Tillamook State Forest in Oregon is home to a mind blowing new education center. The 14,000 plus square foot space is dedicated to educating visitors about the history of the Tillamook Burn, which consumed an area greater than 355,000 acres around 60 years ago. My favorite detail of this center designed by Miller Hull Architects is the 250 foot suspension bridge, which spans from the site to an existing camping area.

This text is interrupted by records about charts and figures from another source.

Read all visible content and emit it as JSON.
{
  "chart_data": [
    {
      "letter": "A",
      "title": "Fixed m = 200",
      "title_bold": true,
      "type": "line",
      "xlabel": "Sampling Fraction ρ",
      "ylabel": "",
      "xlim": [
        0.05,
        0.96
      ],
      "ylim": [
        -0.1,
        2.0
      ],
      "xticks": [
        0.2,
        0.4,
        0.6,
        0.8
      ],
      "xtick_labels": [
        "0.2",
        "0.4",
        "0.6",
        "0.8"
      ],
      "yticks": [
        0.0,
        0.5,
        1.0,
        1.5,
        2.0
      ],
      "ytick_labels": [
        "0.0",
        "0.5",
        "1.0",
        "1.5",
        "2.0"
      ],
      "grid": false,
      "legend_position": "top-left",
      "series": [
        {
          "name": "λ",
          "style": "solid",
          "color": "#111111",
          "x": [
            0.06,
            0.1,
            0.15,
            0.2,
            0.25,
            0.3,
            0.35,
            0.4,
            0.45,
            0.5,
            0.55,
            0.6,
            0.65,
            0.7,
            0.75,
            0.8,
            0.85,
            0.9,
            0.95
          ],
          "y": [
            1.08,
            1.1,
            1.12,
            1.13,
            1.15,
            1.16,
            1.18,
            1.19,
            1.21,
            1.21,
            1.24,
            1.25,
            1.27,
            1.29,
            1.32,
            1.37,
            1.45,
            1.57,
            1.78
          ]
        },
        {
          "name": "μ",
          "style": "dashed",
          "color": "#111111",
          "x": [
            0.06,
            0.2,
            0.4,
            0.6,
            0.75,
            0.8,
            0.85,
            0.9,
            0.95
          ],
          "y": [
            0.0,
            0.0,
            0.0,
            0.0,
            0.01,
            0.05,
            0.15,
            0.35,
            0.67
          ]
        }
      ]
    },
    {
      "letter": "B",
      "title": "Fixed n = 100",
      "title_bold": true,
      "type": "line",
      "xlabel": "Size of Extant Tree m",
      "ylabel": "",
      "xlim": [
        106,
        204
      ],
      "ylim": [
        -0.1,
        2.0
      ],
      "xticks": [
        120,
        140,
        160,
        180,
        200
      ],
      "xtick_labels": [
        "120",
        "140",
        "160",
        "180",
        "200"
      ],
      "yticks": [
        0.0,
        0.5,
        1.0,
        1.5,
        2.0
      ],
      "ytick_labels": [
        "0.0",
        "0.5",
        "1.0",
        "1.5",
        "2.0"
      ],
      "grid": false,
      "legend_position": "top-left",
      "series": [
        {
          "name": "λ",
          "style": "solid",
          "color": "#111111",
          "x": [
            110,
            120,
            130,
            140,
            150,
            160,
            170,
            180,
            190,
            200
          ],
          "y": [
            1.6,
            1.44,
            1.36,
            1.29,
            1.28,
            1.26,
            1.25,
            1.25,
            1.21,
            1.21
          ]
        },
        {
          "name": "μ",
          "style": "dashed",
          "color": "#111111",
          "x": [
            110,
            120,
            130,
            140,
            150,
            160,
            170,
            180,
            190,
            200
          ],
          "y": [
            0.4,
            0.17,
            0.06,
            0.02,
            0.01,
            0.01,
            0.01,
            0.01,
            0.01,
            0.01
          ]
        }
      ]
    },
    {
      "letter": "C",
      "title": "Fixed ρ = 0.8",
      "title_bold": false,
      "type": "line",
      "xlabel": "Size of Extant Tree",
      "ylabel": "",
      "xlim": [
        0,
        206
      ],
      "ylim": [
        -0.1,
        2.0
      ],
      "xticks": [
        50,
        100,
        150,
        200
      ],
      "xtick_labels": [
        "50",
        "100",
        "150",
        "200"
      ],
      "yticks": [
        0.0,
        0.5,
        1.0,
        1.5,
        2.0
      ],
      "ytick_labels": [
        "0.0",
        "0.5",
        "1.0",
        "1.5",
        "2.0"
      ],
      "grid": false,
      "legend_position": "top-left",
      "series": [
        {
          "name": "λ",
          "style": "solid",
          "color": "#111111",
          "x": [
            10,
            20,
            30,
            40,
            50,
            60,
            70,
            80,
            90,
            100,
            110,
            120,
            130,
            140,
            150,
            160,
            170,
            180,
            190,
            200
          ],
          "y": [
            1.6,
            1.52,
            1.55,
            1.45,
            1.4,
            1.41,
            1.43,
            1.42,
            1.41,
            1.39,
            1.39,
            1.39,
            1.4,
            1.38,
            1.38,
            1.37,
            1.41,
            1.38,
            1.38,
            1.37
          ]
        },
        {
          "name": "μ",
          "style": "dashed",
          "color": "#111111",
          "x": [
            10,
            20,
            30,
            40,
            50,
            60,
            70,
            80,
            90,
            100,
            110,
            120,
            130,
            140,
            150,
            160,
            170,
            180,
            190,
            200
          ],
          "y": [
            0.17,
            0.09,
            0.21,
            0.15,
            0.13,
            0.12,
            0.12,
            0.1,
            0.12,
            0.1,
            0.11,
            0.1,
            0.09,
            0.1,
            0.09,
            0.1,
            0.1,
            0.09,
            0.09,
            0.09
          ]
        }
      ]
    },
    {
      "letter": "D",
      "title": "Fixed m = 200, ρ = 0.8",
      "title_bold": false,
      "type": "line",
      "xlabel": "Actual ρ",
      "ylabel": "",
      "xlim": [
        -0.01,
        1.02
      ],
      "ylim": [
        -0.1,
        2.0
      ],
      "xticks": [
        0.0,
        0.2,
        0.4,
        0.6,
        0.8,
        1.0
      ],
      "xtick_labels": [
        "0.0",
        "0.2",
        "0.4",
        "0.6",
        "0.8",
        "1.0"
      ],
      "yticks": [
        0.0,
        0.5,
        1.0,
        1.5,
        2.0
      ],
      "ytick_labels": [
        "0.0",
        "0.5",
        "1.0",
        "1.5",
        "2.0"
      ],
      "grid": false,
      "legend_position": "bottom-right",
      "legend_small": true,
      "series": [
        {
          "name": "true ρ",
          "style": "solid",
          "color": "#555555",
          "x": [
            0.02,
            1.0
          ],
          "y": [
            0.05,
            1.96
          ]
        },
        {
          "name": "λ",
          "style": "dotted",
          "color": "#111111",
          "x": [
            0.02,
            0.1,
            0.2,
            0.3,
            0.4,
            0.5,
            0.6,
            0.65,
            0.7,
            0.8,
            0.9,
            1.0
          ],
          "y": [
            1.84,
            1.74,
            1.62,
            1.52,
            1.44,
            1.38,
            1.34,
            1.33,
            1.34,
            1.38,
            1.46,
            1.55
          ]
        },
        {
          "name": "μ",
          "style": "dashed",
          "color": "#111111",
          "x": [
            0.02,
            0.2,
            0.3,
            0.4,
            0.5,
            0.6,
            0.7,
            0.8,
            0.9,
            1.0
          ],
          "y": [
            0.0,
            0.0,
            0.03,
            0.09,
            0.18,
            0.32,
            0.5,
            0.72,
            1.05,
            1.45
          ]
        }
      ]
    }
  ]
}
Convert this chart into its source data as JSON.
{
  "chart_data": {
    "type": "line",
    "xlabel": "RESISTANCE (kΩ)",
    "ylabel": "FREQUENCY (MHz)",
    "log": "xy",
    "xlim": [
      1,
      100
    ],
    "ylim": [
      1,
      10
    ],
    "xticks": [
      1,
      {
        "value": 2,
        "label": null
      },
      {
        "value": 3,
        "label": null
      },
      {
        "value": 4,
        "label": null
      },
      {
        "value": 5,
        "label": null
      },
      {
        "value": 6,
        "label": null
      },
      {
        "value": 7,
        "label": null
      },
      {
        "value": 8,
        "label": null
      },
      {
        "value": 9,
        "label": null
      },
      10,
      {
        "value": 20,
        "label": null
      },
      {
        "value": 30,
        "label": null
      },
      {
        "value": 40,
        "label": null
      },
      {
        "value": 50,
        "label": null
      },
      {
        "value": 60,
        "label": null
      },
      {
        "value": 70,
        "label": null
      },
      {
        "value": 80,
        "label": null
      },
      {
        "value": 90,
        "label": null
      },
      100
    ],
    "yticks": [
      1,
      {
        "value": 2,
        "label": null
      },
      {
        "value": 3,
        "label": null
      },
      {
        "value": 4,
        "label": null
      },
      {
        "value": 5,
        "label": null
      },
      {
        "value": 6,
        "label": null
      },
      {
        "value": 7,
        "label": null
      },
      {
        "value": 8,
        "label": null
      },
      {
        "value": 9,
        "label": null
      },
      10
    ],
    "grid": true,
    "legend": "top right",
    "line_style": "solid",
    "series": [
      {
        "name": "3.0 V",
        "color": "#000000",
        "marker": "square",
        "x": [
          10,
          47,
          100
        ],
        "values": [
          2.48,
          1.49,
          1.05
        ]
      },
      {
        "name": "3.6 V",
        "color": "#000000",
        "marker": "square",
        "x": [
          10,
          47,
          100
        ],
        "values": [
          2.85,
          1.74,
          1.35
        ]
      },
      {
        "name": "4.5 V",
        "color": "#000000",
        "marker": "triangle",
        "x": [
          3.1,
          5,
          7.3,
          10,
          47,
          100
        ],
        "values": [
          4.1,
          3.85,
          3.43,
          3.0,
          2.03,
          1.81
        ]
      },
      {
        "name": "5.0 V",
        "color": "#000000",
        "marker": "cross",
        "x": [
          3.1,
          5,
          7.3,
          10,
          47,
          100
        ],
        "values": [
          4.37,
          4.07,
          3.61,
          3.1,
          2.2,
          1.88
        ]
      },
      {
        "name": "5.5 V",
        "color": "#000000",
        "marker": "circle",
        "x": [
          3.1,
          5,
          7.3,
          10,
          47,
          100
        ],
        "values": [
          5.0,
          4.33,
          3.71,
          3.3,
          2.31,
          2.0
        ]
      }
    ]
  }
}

Almost anyone could tell immediately that this firehouse is most definitely not a civic building in the United States. This fire station in Montblanc France shows the foresight that we are only beginning to see in small scale civic structures on our shores. The team behind this cool fire house is Arriola & Fiol Arquitectes, which enters into their portfolio of unique works.
(via The Fox Is Black »)
This utilitarian beach getaway in New Zealand was designed by Crosson Clarke Carnachan Architects with a subtle rustic exterior and a magnificently crafted interior. The design also really maximizes the view with an aircraft carrier scale deck and a broad opening from the living space of the house directly out on it.
(via SUBTILITAS »)
Self proclaimed amateur photographer Hengki Koentjoro from Indonesia has a portfolio stocked full of rich textural images. Koentjoro shoots on a broad array of hardware including a Nikon D700, a Canon 5D Mark II and a 120mm film camera. He has this amazing thread throughout a great deal of his work that is the human relation to the water and how that is captured.
(via SUBTILITAS »)
The beautiful mountainsides of Switzerland provide the perfect canvas for built in structures. I have seen this demonstrated both in unique hobbit like dwellings all the way up to ultra modern luxury lofts dug into a hillside. Here we see probably the pinnacle of garage design in the entire world. Kunz Architektur has used to the ground to enclose and also frame parking for a clients car collection. Part display and part storage the juxtaposition between the grass and wild flowers, and the concrete glass and steel of the cars is awesome.
(via SUBTILITAS »)
If more packaging was beautiful the world would be a more enjoyable place. This example designed by Gabriel Morales is the branding and packaging concept for latex glove manufacturer Foil. Some people argue that a product’s packaging must reflect it’s use and sensibilities, but sometimes making the landscape a little less ugly could be a good goal.